Halika gadis yang patah hati karena dengan tiba-tiba diputuskan kekasihnya yang sudah membina hubungan selama dua tahun. Harus mau ketika kedua orang tuanya tiba-tiba menjodohkannya dengan seorang pria abdi negara yang justru sama sekali bukan tipenya.
"Aku tidak mau dijodohkan dengan lelaki abdi negara. Aku lebih baik menikah dengan seorang pengusaha yang penghasilannya besar."
Halika menolak keras perjodohan itu, karena ia pada dasarnya tidak menyukai abdi negara, terlebih orang itu tetangga di komplek perumahan dia tinggal.
Apakah Danton Aldian bisa meluluhkan hati Halika, atau justru sebaliknya dan menyerah? Temukan jawabannya hanya di "Pelabuhan Cinta (Paksa) Sang Letnan.
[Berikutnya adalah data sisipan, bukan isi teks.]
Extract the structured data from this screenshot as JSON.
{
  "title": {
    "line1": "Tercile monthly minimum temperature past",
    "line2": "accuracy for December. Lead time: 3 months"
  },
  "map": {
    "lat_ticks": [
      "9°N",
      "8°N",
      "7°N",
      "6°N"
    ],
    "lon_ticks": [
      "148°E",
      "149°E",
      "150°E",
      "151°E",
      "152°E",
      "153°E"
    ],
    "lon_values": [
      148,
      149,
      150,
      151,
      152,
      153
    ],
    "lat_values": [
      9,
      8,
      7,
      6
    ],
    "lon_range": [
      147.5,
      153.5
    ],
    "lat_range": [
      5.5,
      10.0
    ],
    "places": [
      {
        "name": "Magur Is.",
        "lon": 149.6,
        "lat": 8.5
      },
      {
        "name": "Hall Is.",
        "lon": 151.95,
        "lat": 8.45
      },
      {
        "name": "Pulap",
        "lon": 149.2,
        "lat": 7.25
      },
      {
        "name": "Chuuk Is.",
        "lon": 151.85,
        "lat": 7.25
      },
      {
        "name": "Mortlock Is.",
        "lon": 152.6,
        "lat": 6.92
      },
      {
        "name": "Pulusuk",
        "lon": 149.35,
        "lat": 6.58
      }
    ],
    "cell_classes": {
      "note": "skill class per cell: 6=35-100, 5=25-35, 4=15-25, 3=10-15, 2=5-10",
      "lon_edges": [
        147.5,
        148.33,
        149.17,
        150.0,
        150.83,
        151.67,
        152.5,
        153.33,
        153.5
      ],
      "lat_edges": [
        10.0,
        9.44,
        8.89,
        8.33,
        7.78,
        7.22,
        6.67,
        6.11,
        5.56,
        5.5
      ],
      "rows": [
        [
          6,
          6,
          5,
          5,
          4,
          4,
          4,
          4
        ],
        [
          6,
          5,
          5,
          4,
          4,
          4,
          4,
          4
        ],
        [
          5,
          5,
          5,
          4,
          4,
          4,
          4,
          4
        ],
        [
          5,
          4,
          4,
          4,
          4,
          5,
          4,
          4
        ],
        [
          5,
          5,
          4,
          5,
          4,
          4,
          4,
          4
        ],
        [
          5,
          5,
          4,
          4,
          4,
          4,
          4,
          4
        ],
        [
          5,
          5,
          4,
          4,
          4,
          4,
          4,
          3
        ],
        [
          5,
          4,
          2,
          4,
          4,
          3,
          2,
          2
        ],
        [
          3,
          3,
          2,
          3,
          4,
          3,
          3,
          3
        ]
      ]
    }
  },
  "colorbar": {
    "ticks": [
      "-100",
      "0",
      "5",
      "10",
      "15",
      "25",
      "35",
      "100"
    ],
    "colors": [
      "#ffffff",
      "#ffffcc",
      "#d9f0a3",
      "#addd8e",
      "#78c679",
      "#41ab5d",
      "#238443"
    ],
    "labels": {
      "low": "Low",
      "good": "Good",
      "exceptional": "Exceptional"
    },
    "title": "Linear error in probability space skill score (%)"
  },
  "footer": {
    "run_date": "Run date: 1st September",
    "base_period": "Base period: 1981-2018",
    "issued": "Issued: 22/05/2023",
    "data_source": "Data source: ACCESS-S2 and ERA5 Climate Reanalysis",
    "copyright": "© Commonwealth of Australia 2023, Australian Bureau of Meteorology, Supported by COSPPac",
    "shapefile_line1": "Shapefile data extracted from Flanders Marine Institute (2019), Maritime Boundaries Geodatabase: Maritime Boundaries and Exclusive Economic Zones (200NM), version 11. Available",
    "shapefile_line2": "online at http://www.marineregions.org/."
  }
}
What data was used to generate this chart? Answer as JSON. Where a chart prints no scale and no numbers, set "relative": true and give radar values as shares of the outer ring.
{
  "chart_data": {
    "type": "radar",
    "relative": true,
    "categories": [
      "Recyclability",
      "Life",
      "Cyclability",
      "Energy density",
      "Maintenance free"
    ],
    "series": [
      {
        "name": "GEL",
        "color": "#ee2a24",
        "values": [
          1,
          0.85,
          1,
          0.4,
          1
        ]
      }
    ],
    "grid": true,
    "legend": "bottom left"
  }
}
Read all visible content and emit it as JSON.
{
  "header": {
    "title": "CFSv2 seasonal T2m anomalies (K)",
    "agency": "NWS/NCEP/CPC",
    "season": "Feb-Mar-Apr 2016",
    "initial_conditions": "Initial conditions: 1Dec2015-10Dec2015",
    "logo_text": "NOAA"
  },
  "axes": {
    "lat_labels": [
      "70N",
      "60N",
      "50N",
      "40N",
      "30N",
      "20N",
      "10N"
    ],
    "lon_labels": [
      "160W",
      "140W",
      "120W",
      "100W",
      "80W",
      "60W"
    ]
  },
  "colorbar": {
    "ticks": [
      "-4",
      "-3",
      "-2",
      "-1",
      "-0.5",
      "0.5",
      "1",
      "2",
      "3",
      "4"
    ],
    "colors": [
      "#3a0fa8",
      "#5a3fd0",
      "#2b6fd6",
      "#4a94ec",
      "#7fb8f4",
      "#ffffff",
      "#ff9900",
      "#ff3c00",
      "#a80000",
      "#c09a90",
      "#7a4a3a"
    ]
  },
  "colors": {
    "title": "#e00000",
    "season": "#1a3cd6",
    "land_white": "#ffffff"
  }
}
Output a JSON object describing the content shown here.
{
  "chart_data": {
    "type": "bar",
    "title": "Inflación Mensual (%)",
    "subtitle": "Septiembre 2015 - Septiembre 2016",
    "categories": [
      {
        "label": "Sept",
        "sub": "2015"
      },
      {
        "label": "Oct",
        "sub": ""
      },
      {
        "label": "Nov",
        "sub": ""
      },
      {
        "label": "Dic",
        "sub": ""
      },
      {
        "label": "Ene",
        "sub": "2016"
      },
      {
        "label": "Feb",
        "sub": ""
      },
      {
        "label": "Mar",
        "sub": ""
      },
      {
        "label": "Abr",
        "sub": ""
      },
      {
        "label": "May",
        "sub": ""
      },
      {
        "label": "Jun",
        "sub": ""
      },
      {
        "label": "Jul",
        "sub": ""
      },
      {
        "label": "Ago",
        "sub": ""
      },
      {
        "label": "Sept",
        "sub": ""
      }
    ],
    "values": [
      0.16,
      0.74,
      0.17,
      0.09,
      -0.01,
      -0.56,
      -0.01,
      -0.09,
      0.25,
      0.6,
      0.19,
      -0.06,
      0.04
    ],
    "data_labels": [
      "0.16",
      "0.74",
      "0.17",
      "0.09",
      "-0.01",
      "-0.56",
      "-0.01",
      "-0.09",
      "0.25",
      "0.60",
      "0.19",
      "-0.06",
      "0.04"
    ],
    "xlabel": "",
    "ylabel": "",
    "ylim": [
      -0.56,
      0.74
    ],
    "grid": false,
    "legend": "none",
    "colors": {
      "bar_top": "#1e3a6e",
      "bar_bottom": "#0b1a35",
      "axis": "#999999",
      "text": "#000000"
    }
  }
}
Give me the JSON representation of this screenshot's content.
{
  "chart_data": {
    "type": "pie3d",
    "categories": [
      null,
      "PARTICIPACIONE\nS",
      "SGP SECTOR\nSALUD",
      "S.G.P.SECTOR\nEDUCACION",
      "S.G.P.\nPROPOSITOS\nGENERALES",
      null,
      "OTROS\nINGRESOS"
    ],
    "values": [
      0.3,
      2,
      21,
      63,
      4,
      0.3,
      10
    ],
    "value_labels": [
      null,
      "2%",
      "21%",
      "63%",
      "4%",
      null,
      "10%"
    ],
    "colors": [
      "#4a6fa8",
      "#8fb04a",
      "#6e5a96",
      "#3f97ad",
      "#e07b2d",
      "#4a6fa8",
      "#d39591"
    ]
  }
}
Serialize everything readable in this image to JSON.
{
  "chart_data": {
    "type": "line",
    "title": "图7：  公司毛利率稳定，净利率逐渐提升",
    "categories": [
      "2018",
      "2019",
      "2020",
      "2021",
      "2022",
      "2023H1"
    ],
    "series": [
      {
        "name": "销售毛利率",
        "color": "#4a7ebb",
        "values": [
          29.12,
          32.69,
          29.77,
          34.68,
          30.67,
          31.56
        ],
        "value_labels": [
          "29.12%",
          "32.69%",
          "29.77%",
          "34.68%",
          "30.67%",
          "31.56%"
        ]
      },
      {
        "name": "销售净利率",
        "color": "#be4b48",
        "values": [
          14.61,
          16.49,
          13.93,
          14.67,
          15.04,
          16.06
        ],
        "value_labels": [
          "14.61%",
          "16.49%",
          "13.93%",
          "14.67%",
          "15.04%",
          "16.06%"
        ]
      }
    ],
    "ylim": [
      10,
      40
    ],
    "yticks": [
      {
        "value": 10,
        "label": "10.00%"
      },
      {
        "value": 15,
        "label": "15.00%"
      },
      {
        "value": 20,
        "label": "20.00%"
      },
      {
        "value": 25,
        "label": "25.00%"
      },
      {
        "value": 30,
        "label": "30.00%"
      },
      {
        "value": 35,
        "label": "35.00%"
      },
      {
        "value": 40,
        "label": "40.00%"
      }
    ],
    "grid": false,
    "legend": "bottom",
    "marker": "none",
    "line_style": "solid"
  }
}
Karya ini diterbitkan atas izin NovelToon Hasna_Ramarta, isi konten hanyalah pandangan pribadi pembuatnya, tidak mewakili NovelToon sendiri
Bab 17 Apatis
Haliza segera menyembunyikan kotak perhiasan itu ke dalam laci meja riasnya. Ia sampai terkejut karena kedatangan Aldian yang tiba-tiba. Sayang sekali, Aldian sudah lebih dulu melihatnya. Ia melihat Haliza memegang kalung emas yang sengaja dibelikannya untuk Haliza.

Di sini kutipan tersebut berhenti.